The sale would close a decade-long chapter of ambitions by Eurobank and other Greek lenders to spread their wings abroad after the country’s debt crisis forced them to retreat.

Eurobank, which has operations in Romania, Bulgaria, Serbia and Cyprus, needs to shrink its non-Greek assets to 8.7 billion euros next year from about 11.2 billion currently, based on commitments agreed with European competition authorities.

The bank said the potential sale will include Romanian units Bancpost, ERB Retail Services IFN and ERB Leasing IFN.

“The details as regards the negotiations will be published after finalizing necessary steps and obtaining relevant approvals. Finalisation of the negotiations is expected at the end of October,” Eurobank said.
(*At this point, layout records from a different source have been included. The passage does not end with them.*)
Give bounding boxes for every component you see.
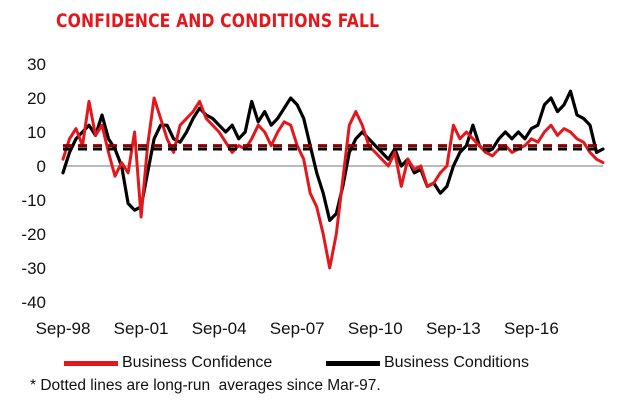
legend-swatch-conditions <box>326 360 380 366</box>
x-tick-label: Sep-01 <box>114 319 169 338</box>
legend-swatch-confidence <box>64 360 118 366</box>
y-tick-label: 20 <box>27 89 46 108</box>
legend-label-conditions: Business Conditions <box>384 354 529 371</box>
y-tick-label: 10 <box>27 123 46 142</box>
legend-item-confidence: Business Confidence <box>64 354 272 372</box>
legend: Business Confidence Business Conditions <box>64 354 604 376</box>
x-tick-label: Sep-98 <box>36 319 91 338</box>
legend-label-confidence: Business Confidence <box>122 354 273 371</box>
x-tick-label: Sep-10 <box>348 319 403 338</box>
y-tick-label: 0 <box>37 157 46 176</box>
y-tick-label: -10 <box>21 191 46 210</box>
chart-title: CONFIDENCE AND CONDITIONS FALL <box>56 10 380 32</box>
x-tick-label: Sep-13 <box>426 319 481 338</box>
x-tick-label: Sep-04 <box>192 319 247 338</box>
x-tick-label: Sep-16 <box>504 319 559 338</box>
y-tick-label: -30 <box>21 259 46 278</box>
y-tick-label: -40 <box>21 293 46 312</box>
series-layer <box>61 89 605 270</box>
footnote: * Dotted lines are long-run averages sin… <box>30 377 381 394</box>
y-tick-label: -20 <box>21 225 46 244</box>
legend-item-conditions: Business Conditions <box>326 354 529 372</box>
series-line <box>61 96 605 270</box>
y-tick-label: 30 <box>27 55 46 74</box>
y-axis: 30 20 10 0 -10 -20 -30 -40 <box>21 55 46 312</box>
x-axis: Sep-98 Sep-01 Sep-04 Sep-07 Sep-10 Sep-13 Sep-… <box>36 319 559 338</box>
x-tick-label: Sep-07 <box>270 319 325 338</box>
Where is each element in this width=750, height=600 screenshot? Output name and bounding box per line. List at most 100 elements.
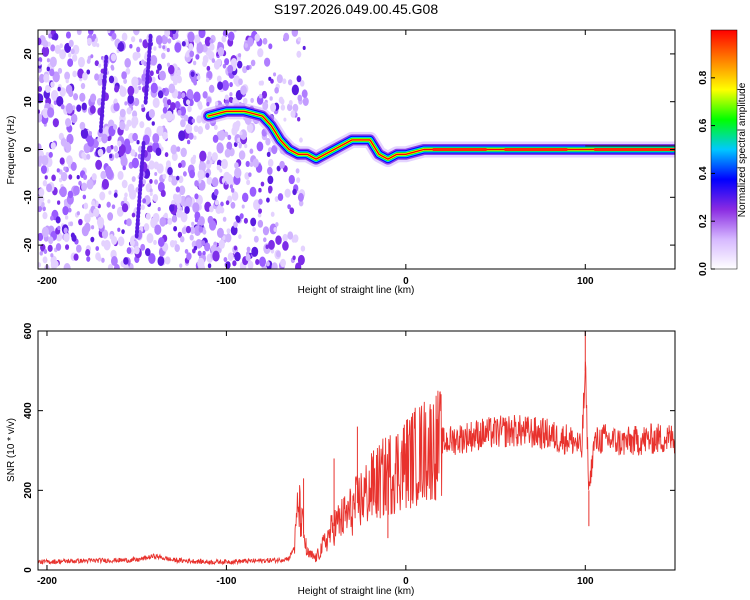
noise-speckle bbox=[250, 217, 257, 227]
noise-speckle bbox=[151, 121, 155, 126]
noise-speckle bbox=[150, 82, 158, 94]
noise-streak bbox=[148, 33, 153, 40]
noise-speckle bbox=[211, 58, 216, 63]
noise-speckle bbox=[46, 66, 50, 72]
noise-speckle bbox=[152, 133, 160, 144]
noise-speckle bbox=[81, 182, 88, 192]
noise-speckle bbox=[258, 80, 263, 86]
noise-speckle bbox=[162, 131, 168, 140]
noise-speckle bbox=[156, 163, 164, 174]
noise-speckle bbox=[276, 165, 281, 172]
noise-speckle bbox=[262, 101, 269, 111]
colorbar-label: Normalized spectral amplitude bbox=[737, 82, 748, 217]
x-tick-label: -200 bbox=[37, 576, 57, 587]
noise-speckle bbox=[122, 165, 126, 171]
noise-speckle bbox=[162, 173, 167, 180]
x-tick-label: -100 bbox=[216, 576, 236, 587]
noise-speckle bbox=[55, 243, 62, 251]
noise-speckle bbox=[280, 258, 286, 268]
noise-speckle bbox=[42, 206, 46, 212]
y-tick-label: 10 bbox=[23, 96, 34, 108]
noise-speckle bbox=[299, 80, 305, 87]
noise-speckle bbox=[179, 263, 183, 268]
noise-speckle bbox=[56, 168, 60, 173]
noise-speckle bbox=[221, 158, 228, 170]
noise-speckle bbox=[164, 152, 169, 158]
noise-speckle bbox=[170, 144, 178, 155]
noise-speckle bbox=[171, 30, 177, 35]
noise-speckle bbox=[276, 74, 283, 84]
noise-speckle bbox=[99, 191, 106, 201]
noise-speckle bbox=[206, 96, 212, 104]
noise-speckle bbox=[231, 191, 239, 201]
noise-speckle bbox=[52, 118, 59, 128]
noise-speckle bbox=[202, 229, 207, 235]
noise-speckle bbox=[88, 130, 93, 136]
noise-speckle bbox=[50, 44, 56, 52]
noise-speckle bbox=[258, 208, 262, 214]
noise-speckle bbox=[258, 198, 263, 205]
noise-speckle bbox=[162, 45, 166, 50]
noise-speckle bbox=[149, 188, 153, 193]
noise-speckle bbox=[274, 86, 279, 94]
noise-speckle bbox=[244, 143, 248, 149]
noise-speckle bbox=[139, 121, 145, 129]
noise-speckle bbox=[127, 94, 134, 105]
noise-speckle bbox=[161, 52, 166, 60]
noise-speckle bbox=[181, 40, 186, 47]
noise-speckle bbox=[233, 30, 237, 33]
noise-speckle bbox=[97, 78, 103, 86]
noise-speckle bbox=[108, 75, 115, 84]
noise-speckle bbox=[258, 256, 266, 267]
noise-speckle bbox=[95, 246, 100, 252]
noise-speckle bbox=[243, 217, 248, 224]
noise-speckle bbox=[186, 99, 191, 106]
noise-speckle bbox=[271, 144, 278, 155]
noise-speckle bbox=[284, 188, 291, 198]
noise-speckle bbox=[152, 212, 160, 223]
noise-speckle bbox=[206, 65, 211, 71]
noise-speckle bbox=[183, 114, 189, 122]
noise-streak bbox=[104, 54, 109, 61]
noise-speckle bbox=[114, 85, 120, 93]
noise-speckle bbox=[188, 43, 194, 51]
noise-speckle bbox=[250, 97, 254, 103]
noise-speckle bbox=[227, 64, 234, 74]
noise-speckle bbox=[159, 70, 166, 81]
noise-speckle bbox=[83, 202, 89, 210]
noise-speckle bbox=[204, 123, 210, 131]
noise-speckle bbox=[239, 213, 244, 219]
noise-speckle bbox=[225, 173, 233, 185]
noise-speckle bbox=[230, 201, 236, 209]
noise-speckle bbox=[154, 224, 162, 235]
noise-speckle bbox=[117, 140, 122, 147]
noise-speckle bbox=[94, 60, 99, 67]
noise-speckle bbox=[108, 190, 112, 195]
noise-speckle bbox=[76, 244, 82, 253]
noise-speckle bbox=[268, 188, 272, 194]
noise-speckle bbox=[157, 63, 162, 71]
noise-speckle bbox=[145, 212, 151, 220]
noise-speckle bbox=[213, 188, 219, 196]
noise-speckle bbox=[76, 104, 82, 112]
noise-speckle bbox=[185, 123, 193, 134]
colorbar-tick-label: 0.8 bbox=[698, 70, 709, 84]
noise-speckle bbox=[302, 45, 306, 51]
noise-speckle bbox=[168, 64, 175, 75]
noise-speckle bbox=[198, 216, 205, 226]
noise-speckle bbox=[50, 89, 59, 101]
noise-speckle bbox=[65, 143, 72, 153]
noise-speckle bbox=[125, 67, 131, 75]
noise-speckle bbox=[265, 137, 271, 146]
noise-speckle bbox=[96, 43, 100, 48]
noise-speckle bbox=[189, 226, 196, 234]
noise-speckle bbox=[178, 175, 184, 184]
noise-speckle bbox=[45, 151, 50, 158]
noise-speckle bbox=[276, 250, 281, 258]
noise-speckle bbox=[212, 250, 220, 262]
noise-speckle bbox=[107, 263, 114, 269]
noise-speckle bbox=[65, 78, 69, 84]
noise-speckle bbox=[218, 130, 226, 141]
noise-speckle bbox=[297, 116, 301, 122]
noise-speckle bbox=[64, 71, 71, 81]
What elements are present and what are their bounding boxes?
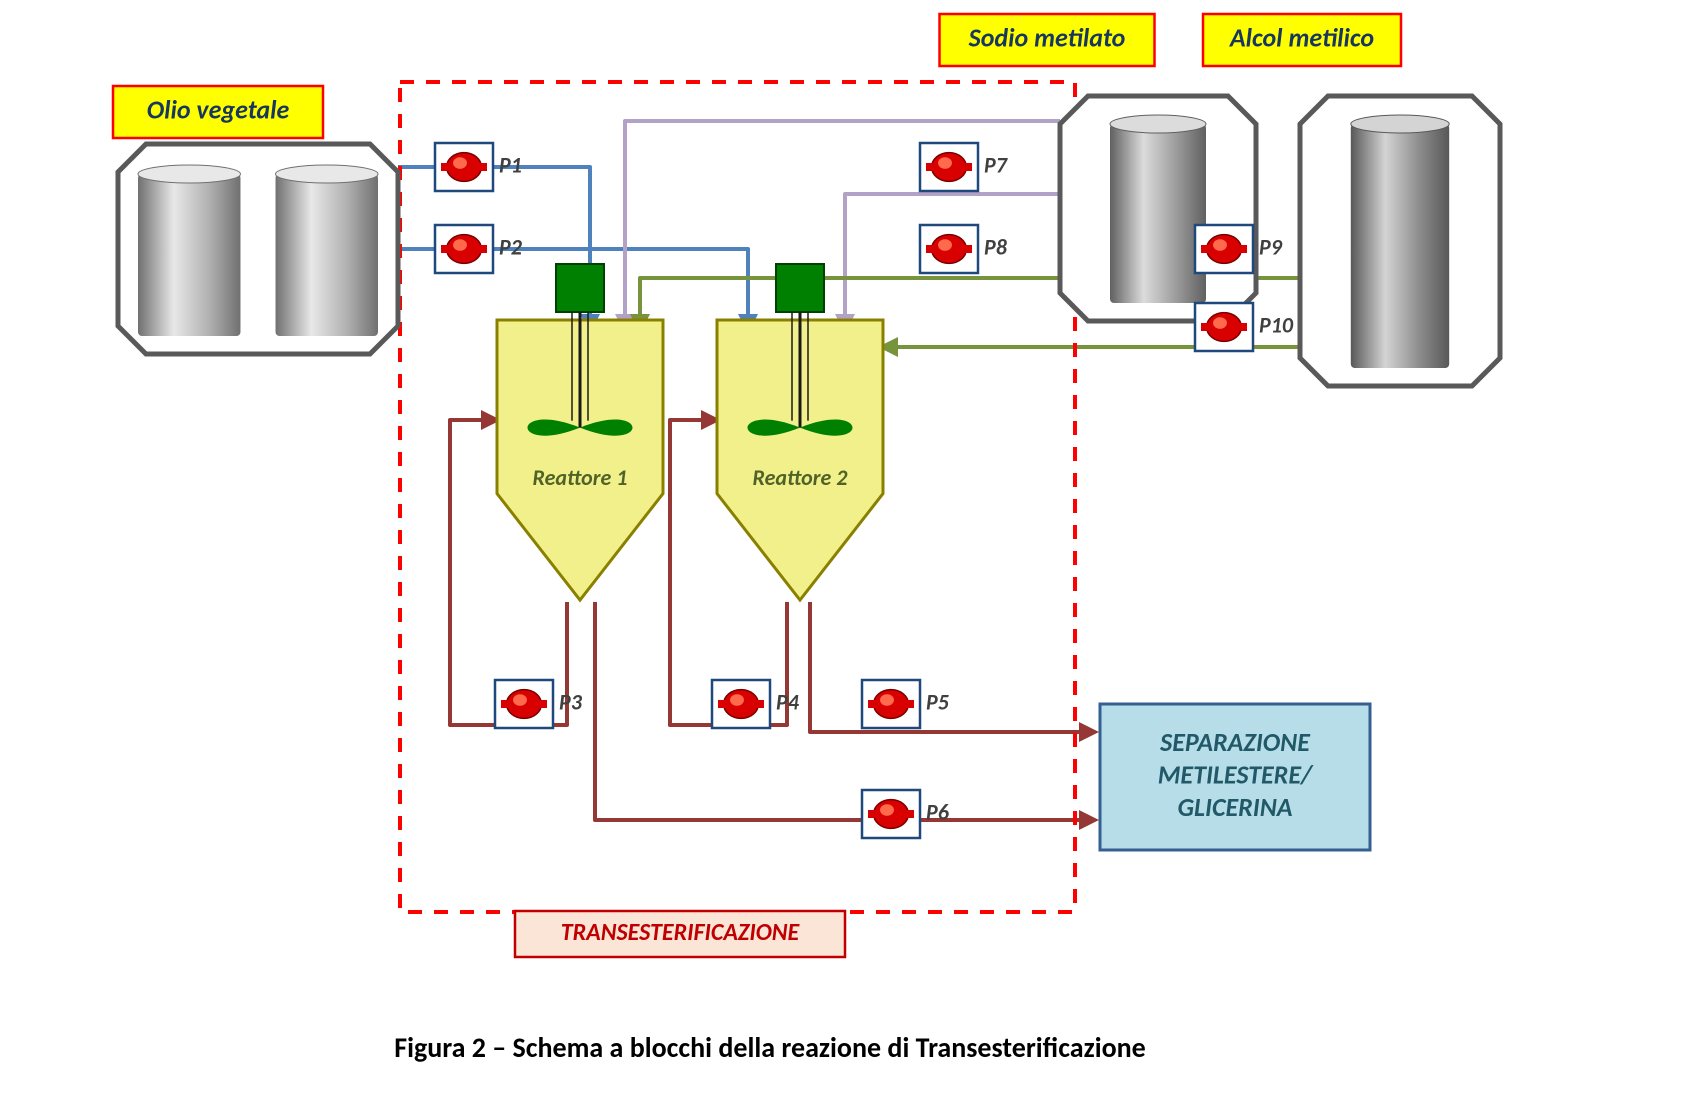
header-sodio: Sodio metilato xyxy=(940,14,1155,66)
header-sodio-label: Sodio metilato xyxy=(968,21,1126,53)
pump-p3-label: P3 xyxy=(559,688,583,715)
header-alcol-label: Alcol metilico xyxy=(1229,21,1375,53)
pump-p7: P7 xyxy=(920,143,1008,191)
pump-p8: P8 xyxy=(920,225,1008,273)
pump-p1-label: P1 xyxy=(499,151,522,178)
pump-p2-label: P2 xyxy=(499,233,523,260)
reactor-r1-label: Reattore 1 xyxy=(533,464,628,491)
separation-line: SEPARAZIONE xyxy=(1159,726,1311,758)
tank-olio xyxy=(118,144,398,354)
boundary-label: TRANSESTERIFICAZIONE xyxy=(515,911,845,957)
pump-p8-label: P8 xyxy=(984,233,1008,260)
pump-p10-label: P10 xyxy=(1259,311,1294,338)
pump-p7-label: P7 xyxy=(984,151,1008,178)
reactor-r2-label: Reattore 2 xyxy=(753,464,849,491)
header-alcol: Alcol metilico xyxy=(1203,14,1401,66)
tank-sodio xyxy=(1060,96,1256,321)
figure-caption: Figura 2 – Schema a blocchi della reazio… xyxy=(394,1030,1146,1065)
pump-p1: P1 xyxy=(435,143,522,191)
header-olio: Olio vegetale xyxy=(113,86,323,138)
pump-p3: P3 xyxy=(495,680,583,728)
pump-p5-label: P5 xyxy=(926,688,949,715)
pump-p4-label: P4 xyxy=(776,688,800,715)
separation-box: SEPARAZIONEMETILESTERE/GLICERINA xyxy=(1100,704,1370,850)
header-olio-label: Olio vegetale xyxy=(147,93,290,125)
pump-p10: P10 xyxy=(1195,303,1294,351)
pump-p9-label: P9 xyxy=(1259,233,1283,260)
pump-p5: P5 xyxy=(862,680,949,728)
tank-alcol xyxy=(1300,96,1500,386)
boundary-label-text: TRANSESTERIFICAZIONE xyxy=(561,918,801,947)
separation-line: METILESTERE/ xyxy=(1158,758,1314,790)
reactor-r2: Reattore 2 xyxy=(717,264,883,600)
pump-p2: P2 xyxy=(435,225,523,273)
flow-line xyxy=(810,602,1095,732)
separation-line: GLICERINA xyxy=(1177,791,1292,823)
pump-p6: P6 xyxy=(862,790,949,838)
pump-p9: P9 xyxy=(1195,225,1283,273)
pump-p6-label: P6 xyxy=(926,798,949,825)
HSBC and Mediobanca are Eurobank’s advisers on the sale.

Fully-owned Bancpost has total assets of about 3.1 billion euros and a network of 148 branches, employing 2,255 people.

Greek banks have been slimming down by divesting assets and foreign subsidiaries to focus on banking at home, with proceeds boosting capital ratios and liquidity.

Peer National Bank (NBG) last month agreed to sell its wholly-owned Serbian operations – Vojvodjanska Banka, NBG Leasing and a portfolio of Serbian-risk corporate loans – to OTP Serbia, a subsidiary of Hungary’s OTP Bank.

In July NBG also agreed to sale its Romanian unit Banca Romaneasca to OTP Bank.